A Warm Glow to Remember
Wherever I am, there is always a gap. A threshold. A barrier that seeps into space.
A Warm Glow to Remember is a transitional journey that explores Yumemi’s relationship to Japanese heritage and tradition. It is a series of intimate metaphors that articulate the process of reconciling her place within cultural gaps that accompany the migrant experience. It is an act of closeness as much as it is an act of letting go.
This work explores Yumemi’s feelings of incompetency, loss, burden, and guilt that arise when a part of country and culture is shedded whilst simultaneously grasping at the invisible ties that anchor identity. Longing for a cultural past, we try to hold onto these cultural threads as they unravel and slip and feel increasingly far away.

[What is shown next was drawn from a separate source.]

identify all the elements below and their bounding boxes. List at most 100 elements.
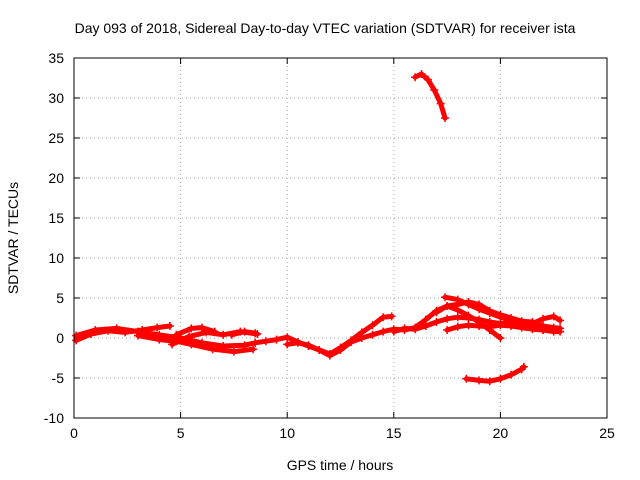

How do you position yourself in an international setting while carrying the responsibility of maintaining cultural authenticity?
How can someone honour heritage between the tension of longing and letting go?
Attempting to come face to face with these raw emotions she found resonance in the glass casting process.
Engulfed in the flame; her manifesting thoughts, the burning fabric and the radiating glow from the liquid glass, Yumemi found an unexpected turning point, one in which this private conversation began to emerge.
Perhaps being in this gap is okay.
That letting things be as they are, is okay.
Although transformed, history remains present.
We are forever the residue of the generations before us.
The glass sculptures are created through a process of hot glass casting, encompassing a piece of Obi silk within. The patterns that remain in the glass as a result, are the burnt remains of the fabric, trapped within the glass surfaces.